At the end of this Year of Faith, Pope Paul VI released the apostolic letter “Credo of the People of God” — a reworking of the traditional Nicene Creed. This Credo was not written to replace the Nicene Creed, but instead as a catechetical tool to allow modern people to better understand the traditional creed. It followed the Trinitarian order of the Nicene Creed, but then added sections on other elements of the Catholic faith: Mary, original sin, the Church, the Eucharist and the Word of God.
When he called the upcoming Year of Faith, Pope Benedict XVI recalled the 1967 observance:
“It is not the first time that the Church has been called to celebrate a Year of Faith. My venerable predecessor the Servant of God Paul VI announced one in 1967, to commemorate the martyrdom of Sts. Peter and Paul on the 19th centenary of their supreme act of witness.
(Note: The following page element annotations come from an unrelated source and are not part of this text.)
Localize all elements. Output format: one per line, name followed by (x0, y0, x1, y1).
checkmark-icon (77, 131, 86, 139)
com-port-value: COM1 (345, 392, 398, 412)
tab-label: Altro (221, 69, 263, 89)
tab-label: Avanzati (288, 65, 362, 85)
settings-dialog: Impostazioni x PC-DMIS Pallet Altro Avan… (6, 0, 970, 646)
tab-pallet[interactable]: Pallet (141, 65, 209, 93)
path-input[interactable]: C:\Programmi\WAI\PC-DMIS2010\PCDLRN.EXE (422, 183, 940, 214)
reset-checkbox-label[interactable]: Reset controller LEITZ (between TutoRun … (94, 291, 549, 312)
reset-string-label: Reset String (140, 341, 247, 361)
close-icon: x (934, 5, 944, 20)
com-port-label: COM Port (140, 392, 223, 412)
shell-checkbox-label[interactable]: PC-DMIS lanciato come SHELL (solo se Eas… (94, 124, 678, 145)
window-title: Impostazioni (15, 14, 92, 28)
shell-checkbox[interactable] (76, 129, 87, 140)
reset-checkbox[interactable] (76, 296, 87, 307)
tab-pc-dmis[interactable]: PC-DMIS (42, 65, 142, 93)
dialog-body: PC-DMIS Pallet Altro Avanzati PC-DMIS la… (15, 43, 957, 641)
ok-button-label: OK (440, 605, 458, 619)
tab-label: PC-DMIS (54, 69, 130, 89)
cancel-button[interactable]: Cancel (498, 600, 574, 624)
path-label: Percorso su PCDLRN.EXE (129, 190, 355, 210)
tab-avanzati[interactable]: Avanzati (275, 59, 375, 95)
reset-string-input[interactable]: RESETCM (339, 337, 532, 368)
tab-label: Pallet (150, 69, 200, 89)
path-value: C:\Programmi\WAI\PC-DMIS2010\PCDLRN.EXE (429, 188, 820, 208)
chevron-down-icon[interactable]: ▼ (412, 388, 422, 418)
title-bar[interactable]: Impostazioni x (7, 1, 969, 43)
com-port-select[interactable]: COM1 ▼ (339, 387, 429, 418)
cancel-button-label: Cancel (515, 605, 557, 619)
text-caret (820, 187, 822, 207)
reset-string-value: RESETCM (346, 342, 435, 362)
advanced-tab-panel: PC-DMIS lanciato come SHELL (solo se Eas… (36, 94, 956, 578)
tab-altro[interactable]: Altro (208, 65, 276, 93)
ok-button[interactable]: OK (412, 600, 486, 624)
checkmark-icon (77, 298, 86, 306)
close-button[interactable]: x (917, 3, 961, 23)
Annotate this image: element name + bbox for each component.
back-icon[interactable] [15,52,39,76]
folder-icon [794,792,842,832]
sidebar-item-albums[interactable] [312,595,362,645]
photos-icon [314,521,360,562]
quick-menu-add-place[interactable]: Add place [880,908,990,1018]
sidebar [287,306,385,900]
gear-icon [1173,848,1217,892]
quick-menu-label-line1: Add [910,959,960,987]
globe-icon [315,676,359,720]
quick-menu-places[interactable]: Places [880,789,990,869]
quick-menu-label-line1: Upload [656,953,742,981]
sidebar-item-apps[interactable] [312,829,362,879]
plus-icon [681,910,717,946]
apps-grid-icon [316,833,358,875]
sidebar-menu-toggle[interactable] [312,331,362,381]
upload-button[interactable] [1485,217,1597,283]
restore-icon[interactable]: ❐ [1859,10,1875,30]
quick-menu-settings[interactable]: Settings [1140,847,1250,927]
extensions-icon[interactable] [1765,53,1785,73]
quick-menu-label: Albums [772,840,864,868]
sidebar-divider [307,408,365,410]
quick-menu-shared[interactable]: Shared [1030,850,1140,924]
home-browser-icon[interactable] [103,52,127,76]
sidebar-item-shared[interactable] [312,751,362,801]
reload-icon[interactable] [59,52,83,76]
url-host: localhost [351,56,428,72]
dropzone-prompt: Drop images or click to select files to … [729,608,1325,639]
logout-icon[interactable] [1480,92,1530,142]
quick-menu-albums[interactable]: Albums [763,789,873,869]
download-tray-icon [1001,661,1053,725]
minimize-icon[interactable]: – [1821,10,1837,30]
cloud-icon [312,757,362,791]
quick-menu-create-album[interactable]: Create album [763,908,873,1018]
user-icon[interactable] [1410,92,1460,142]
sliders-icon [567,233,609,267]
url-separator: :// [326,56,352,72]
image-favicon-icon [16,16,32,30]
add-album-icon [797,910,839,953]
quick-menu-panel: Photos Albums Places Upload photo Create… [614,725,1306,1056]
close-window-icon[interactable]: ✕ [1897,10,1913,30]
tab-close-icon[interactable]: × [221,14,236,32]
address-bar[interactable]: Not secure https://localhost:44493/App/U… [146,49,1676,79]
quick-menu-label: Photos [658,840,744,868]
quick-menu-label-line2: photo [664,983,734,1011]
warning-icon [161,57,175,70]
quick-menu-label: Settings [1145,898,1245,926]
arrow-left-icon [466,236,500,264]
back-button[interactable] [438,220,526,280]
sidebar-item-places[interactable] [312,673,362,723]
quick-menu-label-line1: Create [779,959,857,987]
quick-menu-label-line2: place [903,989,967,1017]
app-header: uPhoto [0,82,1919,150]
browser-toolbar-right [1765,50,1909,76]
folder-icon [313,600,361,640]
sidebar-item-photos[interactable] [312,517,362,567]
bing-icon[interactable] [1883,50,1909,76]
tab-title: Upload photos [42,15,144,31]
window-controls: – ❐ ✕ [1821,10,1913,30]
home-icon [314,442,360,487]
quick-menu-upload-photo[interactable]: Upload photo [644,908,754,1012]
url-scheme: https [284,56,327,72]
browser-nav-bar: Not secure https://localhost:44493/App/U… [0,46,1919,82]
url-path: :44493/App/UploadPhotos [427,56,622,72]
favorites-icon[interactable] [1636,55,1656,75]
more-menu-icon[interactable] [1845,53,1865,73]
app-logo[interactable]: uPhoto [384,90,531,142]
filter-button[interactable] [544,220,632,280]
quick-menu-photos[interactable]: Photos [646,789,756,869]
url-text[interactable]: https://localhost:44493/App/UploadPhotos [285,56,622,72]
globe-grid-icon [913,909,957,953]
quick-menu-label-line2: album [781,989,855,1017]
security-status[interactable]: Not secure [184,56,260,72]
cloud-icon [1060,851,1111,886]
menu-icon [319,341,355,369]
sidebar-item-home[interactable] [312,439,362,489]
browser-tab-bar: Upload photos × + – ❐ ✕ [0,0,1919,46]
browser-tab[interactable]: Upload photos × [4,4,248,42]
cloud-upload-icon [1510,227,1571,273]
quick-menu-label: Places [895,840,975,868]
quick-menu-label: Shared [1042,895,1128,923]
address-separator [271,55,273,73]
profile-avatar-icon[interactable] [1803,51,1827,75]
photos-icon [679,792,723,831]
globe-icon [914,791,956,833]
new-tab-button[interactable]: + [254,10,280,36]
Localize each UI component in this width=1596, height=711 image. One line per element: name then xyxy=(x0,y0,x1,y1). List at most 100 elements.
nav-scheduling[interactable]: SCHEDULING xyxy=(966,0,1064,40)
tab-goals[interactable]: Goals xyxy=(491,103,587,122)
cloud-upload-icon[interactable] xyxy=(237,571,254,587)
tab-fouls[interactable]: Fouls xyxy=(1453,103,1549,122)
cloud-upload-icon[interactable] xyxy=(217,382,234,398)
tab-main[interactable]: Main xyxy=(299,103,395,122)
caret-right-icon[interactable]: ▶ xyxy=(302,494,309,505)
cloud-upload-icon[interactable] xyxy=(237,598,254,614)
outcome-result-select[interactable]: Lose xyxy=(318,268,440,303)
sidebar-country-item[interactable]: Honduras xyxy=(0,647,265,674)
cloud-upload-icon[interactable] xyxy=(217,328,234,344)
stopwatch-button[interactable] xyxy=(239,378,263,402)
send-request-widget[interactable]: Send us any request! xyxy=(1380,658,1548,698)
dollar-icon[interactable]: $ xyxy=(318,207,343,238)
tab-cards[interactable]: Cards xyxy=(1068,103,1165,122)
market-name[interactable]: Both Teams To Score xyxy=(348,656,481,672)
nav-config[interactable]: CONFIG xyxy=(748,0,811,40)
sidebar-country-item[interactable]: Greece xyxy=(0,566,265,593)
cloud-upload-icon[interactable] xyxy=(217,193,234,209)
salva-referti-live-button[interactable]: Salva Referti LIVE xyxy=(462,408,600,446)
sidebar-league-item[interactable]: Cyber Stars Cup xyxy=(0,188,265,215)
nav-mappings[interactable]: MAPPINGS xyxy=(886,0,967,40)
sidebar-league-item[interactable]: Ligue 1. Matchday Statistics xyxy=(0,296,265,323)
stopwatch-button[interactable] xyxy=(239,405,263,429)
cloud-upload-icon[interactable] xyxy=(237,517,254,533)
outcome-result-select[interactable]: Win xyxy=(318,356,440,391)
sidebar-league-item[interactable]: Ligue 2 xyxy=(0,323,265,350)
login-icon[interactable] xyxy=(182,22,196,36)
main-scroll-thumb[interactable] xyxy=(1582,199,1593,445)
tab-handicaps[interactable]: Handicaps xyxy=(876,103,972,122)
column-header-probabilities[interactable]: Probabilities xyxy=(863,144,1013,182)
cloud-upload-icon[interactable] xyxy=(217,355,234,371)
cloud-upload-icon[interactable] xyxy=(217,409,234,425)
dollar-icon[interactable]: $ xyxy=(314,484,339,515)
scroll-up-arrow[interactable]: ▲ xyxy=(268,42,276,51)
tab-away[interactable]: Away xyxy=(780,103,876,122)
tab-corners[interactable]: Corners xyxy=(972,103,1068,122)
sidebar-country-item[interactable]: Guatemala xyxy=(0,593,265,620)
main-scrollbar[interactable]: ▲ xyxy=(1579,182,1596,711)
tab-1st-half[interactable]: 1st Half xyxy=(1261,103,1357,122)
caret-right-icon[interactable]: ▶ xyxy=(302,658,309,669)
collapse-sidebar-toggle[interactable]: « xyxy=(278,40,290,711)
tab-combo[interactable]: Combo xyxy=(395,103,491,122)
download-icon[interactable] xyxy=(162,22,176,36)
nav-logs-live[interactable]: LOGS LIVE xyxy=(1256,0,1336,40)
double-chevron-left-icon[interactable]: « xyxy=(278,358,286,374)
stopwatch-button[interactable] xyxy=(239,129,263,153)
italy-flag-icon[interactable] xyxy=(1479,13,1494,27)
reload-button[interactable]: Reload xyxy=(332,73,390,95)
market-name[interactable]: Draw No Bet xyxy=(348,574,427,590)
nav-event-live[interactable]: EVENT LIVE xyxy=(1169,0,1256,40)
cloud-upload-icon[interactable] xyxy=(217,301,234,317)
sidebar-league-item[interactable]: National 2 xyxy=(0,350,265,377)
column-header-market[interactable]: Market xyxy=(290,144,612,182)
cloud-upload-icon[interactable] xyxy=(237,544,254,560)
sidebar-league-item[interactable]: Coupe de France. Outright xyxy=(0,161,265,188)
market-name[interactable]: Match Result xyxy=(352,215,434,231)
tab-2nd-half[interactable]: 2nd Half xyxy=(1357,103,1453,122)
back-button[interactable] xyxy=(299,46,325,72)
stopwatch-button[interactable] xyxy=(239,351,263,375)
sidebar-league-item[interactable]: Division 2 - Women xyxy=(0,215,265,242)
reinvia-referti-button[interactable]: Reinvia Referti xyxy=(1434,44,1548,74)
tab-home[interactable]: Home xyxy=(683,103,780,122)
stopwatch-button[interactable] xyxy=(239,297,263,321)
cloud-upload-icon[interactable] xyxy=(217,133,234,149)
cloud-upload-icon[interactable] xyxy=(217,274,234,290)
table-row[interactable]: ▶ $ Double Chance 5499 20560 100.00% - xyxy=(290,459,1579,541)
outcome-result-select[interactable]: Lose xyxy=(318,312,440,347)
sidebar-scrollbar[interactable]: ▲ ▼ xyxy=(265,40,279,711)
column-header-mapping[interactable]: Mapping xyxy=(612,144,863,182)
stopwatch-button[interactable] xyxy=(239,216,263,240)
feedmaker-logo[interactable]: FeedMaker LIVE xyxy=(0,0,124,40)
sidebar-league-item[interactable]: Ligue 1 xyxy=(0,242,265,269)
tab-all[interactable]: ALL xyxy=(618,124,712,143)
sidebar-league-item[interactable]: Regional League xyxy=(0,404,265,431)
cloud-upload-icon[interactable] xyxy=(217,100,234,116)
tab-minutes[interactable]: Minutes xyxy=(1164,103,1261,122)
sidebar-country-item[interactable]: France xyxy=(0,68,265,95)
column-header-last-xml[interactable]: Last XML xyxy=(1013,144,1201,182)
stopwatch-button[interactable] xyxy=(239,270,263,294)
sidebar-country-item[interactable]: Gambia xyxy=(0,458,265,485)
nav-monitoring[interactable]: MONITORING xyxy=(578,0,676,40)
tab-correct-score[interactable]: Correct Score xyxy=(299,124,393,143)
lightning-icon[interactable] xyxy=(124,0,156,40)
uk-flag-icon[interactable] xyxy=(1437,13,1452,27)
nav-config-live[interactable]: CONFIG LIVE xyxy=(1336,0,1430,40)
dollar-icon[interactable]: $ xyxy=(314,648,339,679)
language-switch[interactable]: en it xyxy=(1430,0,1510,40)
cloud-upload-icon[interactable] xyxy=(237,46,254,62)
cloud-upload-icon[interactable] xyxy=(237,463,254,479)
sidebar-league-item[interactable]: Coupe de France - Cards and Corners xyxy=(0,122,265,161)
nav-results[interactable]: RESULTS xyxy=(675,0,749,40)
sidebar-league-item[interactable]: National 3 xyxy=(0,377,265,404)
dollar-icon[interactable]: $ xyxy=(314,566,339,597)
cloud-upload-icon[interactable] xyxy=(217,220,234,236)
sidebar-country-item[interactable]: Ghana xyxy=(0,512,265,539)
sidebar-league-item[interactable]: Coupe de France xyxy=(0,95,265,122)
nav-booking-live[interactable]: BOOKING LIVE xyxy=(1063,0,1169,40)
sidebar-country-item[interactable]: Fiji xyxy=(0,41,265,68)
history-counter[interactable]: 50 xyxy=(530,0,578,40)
He thought of it as a solemn moment for the whole Church to make ‘an authentic and sincere profession of the same faith’; moreover, he wanted this to be confirmed in a way that was ‘individual and collective, free and conscious, inward and outward, humble and frank.’ He thought that in this way the whole Church could reappropriate ‘exact knowledge of the faith, so as to reinvigorate it, purify it, confirm it, and confess it.’ The great upheavals of that year made even more evident the need for a celebration of this kind. It concluded with the Credo of the People of God, intended to show how much the essential content that for centuries has formed the heritage of all believers needs to be confirmed, understood and explored ever anew, so as to bear consistent witness in historical circumstances very different from those of the past” (Porta Fidei, No. 4).